By Jo Constantz | Bloomberg
Over 20,000 student workers across 23 California State University campuses will begin voting Thursday on whether to form what would be the largest undergraduate union in the US.
A win would further galvanize a labor movement that has taken hold on college campuses in recent years. Around 8 million American undergraduates work their way through school. As the cost-of-living and tuition have increased, more are demanding raises and better benefits — much like others in the labor market.
“There’s this idea that it’s just supposed to be a fun college job to get some extra spending money,” said Elisa Mendez-Pintado, now a graduate student at San Diego State University. “But in California, these jobs are what keep us living.”
Mendez-Pintado jumped into the organizing campaign at CSU in 2022 in her senior year at SDSU. Like many students, she needed to earn money to pay for rent, food and gas. An on-campus job at the Latinx Resource Center paying $14.50 an hour was the best option because it accommodated her irregular schedule. “Student work is real work, and therefore we should be treated like real employees,” Mendez-Pintado said.
The organizers hope a union contract will help them secure raises and benefits like sick pay. Most CSU student workers earn $16 an hour, the state minimum wage, according to the California State University Employees Union, which is backing the undergraduate campaign at CSU. The vote will last until Feb. 22.
“The California State University (CSU) respects the rights of workers to unionize,” Hazel Kelly, a spokesperson for CSU, said in an emailed statement. “Should student assistants elect to unionize, the CSU looks forward to engaging with them as we do with our other union partners.”
Read more: Unions Are Winning Big for the First Time in Decades
Unions aren’t new to campus. Dining hall workers and faculty have long been unionized. Tens of thousands of adjunct professors and PhD students have joined them to secure better pay and job security. But undergraduates have only more recently joined the movement. Before the pandemic, there were only two all-undergraduate unions in the US. Now there are more than a dozen with at least another half dozen in the works, according to data from the National Center for the Study of Collective Bargaining at Hunter College CUNY.
Most of those votes, buoyed by the recent surge in support for unions, have been won in a landslide. On average, over 90% of student workers voted yes in the last year, according to a report by the City University of New York School of Labor and Urban Studies. Undergraduate unions have also had success negotiating contracts.
Last year, unionized resident assistants at Tufts University secured free meals and a $1,425 stipend per semester. At Wesleyan University, undergraduate workers won raises of at least 17% and guaranteed annual wage boosts tied to tuition increases.

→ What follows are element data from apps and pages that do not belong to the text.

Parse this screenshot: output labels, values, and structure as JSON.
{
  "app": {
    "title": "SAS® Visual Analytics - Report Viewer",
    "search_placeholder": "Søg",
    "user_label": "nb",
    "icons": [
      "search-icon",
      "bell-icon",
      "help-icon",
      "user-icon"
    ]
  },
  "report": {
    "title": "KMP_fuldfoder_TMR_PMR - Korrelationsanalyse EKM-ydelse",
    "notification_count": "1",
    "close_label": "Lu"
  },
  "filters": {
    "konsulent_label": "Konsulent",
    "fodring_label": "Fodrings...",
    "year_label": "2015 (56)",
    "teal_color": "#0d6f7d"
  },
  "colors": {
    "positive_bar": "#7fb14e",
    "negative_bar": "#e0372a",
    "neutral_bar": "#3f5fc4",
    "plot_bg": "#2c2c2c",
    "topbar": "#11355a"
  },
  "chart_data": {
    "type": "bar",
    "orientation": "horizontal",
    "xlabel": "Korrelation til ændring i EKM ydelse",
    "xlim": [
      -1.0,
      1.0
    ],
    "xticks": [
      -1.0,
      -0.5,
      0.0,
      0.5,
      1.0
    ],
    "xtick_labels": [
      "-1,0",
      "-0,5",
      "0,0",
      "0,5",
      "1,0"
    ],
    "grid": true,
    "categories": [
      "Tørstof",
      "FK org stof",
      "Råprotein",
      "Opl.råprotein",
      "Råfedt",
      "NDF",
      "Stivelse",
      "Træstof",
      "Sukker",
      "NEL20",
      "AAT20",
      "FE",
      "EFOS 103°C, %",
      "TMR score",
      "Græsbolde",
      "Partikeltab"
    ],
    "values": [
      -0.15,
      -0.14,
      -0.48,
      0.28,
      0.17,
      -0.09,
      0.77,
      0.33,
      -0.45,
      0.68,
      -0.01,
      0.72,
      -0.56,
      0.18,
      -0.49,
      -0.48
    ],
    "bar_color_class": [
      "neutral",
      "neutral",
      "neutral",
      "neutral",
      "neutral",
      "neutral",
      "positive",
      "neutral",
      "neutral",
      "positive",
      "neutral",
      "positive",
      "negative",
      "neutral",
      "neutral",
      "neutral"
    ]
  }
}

“I’ve never seen anything like this,” said John Logan, chair of the labor and employment studies department at San Francisco State University. Logan suspects students these day are more drawn to organizing because they’re more suspicious of US-style capitalism. They see a future filled with debt, little job security and the inability to buy a home or even retire.
As more of these Generation Z workers join the labor force full-time, companies may increasingly be forced to reckon with that perspective. “It’s a new type of worker that’s going into the workforce,” Mendez-Pintado said. “We want an economy that works for all of us.”